Pubblica Amministrazione senza meritocrazia e con risultati scarsi
Approfittando della sentenza, però, la politica può cadere nella tentazione bipartisan di favorire quella fascia di boiardi di stato contigua ad essa. Ciò premesso, il discorso è un po’ più complesso. Il tetto agli stipendi pubblici resta molto popolare tra gli italiani, i quali avvertono scarse meritocrazia e produttività nella Pubblica Amministrazione. Poiché i dirigenti sono spesso lì per questioni di amicizie e non per merito e poiché non rendono, ma anzi si rivelano inefficienti, meglio che prendano il meno possibile.
Se affrontassimo il problema con serietà, rimuoveremmo il tetto agli stipendi pubblici e fisseremmo regole differenti per stimolare l’efficienza. Ci proviamo da diversi decenni senza risultati. E il problema più che politico, resta culturale. Gli italiani non credono nella PA e la considerano una mangiatoia a tutti i livelli. Un ufficio di collocamento per tirare a campare o fare carriera senza dimostrare nulla. I nostri vicini francesi hanno tutt’altro atteggiamento. Da inventori della “burocrazia”, vivono gli uffici pubblici con estremo rispetto e senso dell’onore.
Per quanto pletorica sia anche in Francia la PA, essa si distingue per efficienza ed efficacia.
Tetto stipendi pubblici tra opportunità e rischi
Il tetto agli stipendi pubblici ha anche creato qualche problema nell’attirare risorse valide. Anche perché nell’ultimo decennio il limite dei 240.000 euro ha perso il 20% a causa dell’inflazione. Pensate agli effetti in RAI. Dirigenti e conduttori non possono superare tale cifra, che ai comuni mortali può apparire elevata, ma nel mondo dello spettacolo è bassa. Il confronto con le reti privati non regge. Gli stipendi milionari di Cologno Monzese sono lontani e il caso Amadeus dimostra che persino reti minori riescono a spuntarla sugli ingaggi, grazie ad offerte nettamente superiori.

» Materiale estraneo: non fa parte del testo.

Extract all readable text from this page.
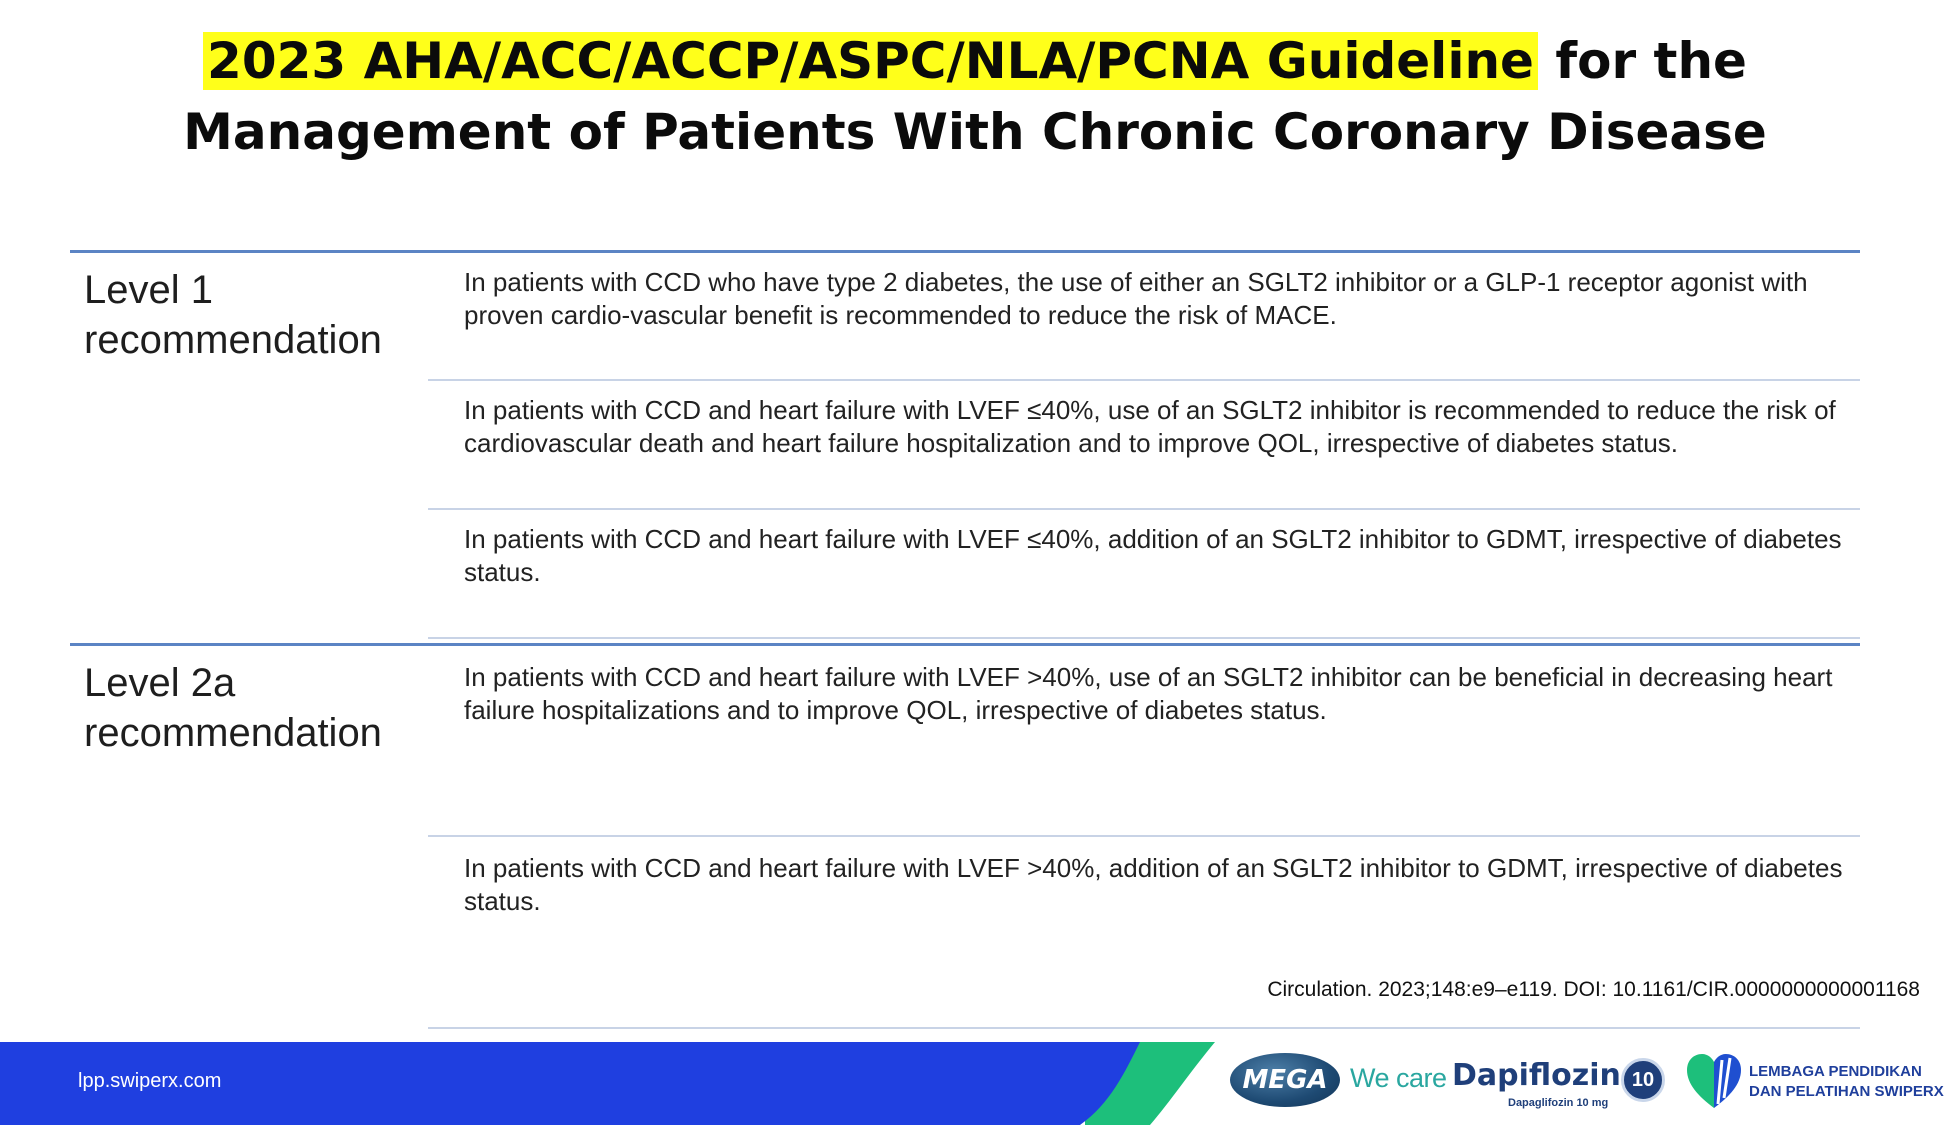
2023 AHA/ACC/ACCP/ASPC/NLA/PCNA Guideline for the
Management of Patients With Chronic Coronary Disease
Level 1
recommendation
In patients with CCD who have type 2 diabetes, the use of either an SGLT2 inhibitor or a GLP-1 receptor agonist with proven cardio-vascular benefit is recommended to reduce the risk of MACE.
In patients with CCD and heart failure with LVEF ≤40%, use of an SGLT2 inhibitor is recommended to reduce the risk of cardiovascular death and heart failure hospitalization and to improve QOL, irrespective of diabetes status.
In patients with CCD and heart failure with LVEF ≤40%, addition of an SGLT2 inhibitor to GDMT, irrespective of diabetes status.
Level 2a
recommendation
In patients with CCD and heart failure with LVEF >40%, use of an SGLT2 inhibitor can be beneficial in decreasing heart failure hospitalizations and to improve QOL, irrespective of diabetes status.
In patients with CCD and heart failure with LVEF >40%, addition of an SGLT2 inhibitor to GDMT, irrespective of diabetes status.
Circulation. 2023;148:e9–e119. DOI: 10.1161/CIR.0000000000001168
lpp.swiperx.com	MEGA We care Dapiflozin
Dapaglifozin 10 mg
10	LEMBAGA PENDIDIKAN
DAN PELATIHAN SWIPERX
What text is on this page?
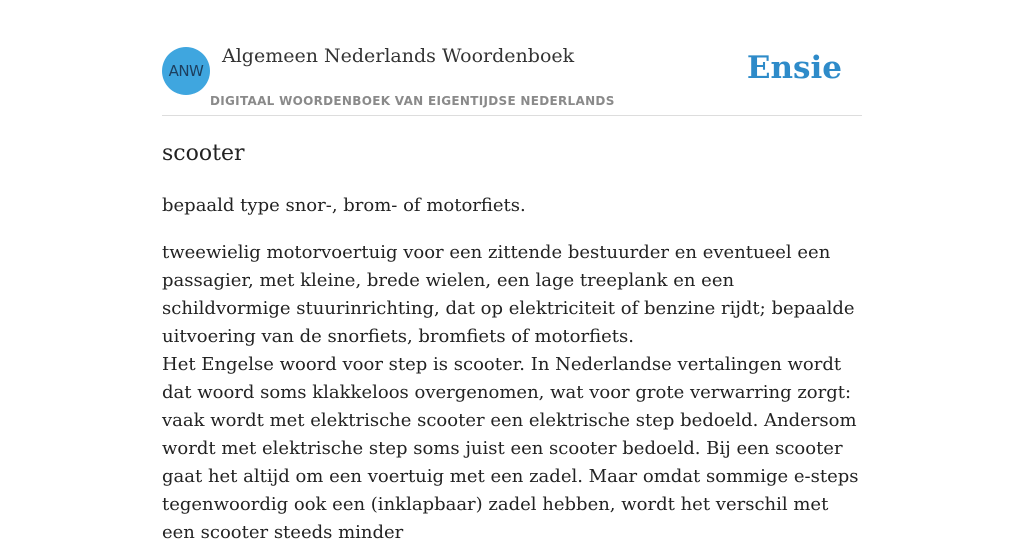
ANW
Algemeen Nederlands Woordenboek
DIGITAAL WOORDENBOEK VAN EIGENTIJDSE NEDERLANDS
Ensie
scooter

bepaald type snor-, brom- of motorfiets.

tweewielig motorvoertuig voor een zittende bestuurder en eventueel een passagier, met kleine, brede wielen, een lage treeplank en een schildvormige stuurinrichting, dat op elektriciteit of benzine rijdt; bepaalde uitvoering van de snorfiets, bromfiets of motorfiets.

Het Engelse woord voor step is scooter. In Nederlandse vertalingen wordt dat woord soms klakkeloos overgenomen, wat voor grote verwarring zorgt: vaak wordt met elektrische scooter een elektrische step bedoeld. Andersom wordt met elektrische step soms juist een scooter bedoeld. Bij een scooter gaat het altijd om een voertuig met een zadel. Maar omdat sommige e-steps tegenwoordig ook een (inklapbaar) zadel hebben, wordt het verschil met een scooter steeds minder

Cosa fare? Visto l’andazzo, la rimozione del tetto agli stipendi pubblici rischia di trasformarsi in un tana libera tutti. I CDA delle società partecipate pullulano di “trombados”, politici rimasti fuori dal Parlamento, che non attendono altro che di percepire di più. Più in generale, è l’assenza di commisurazione degli emolumenti ai risultati a preoccupare. Ecco il motivo per cui è probabile che la premier risponderà affermativamente all’invito della Consulta. Ci sono equilibri fiscali da tutelare. Per quanto non siano gli stipendi dei dirigenti pubblici a poterli minacciare, il cittadino guarda e giudica. Nessun accetterebbe alcun sacrificio se i portafogli dei soliti noti ingrassassero.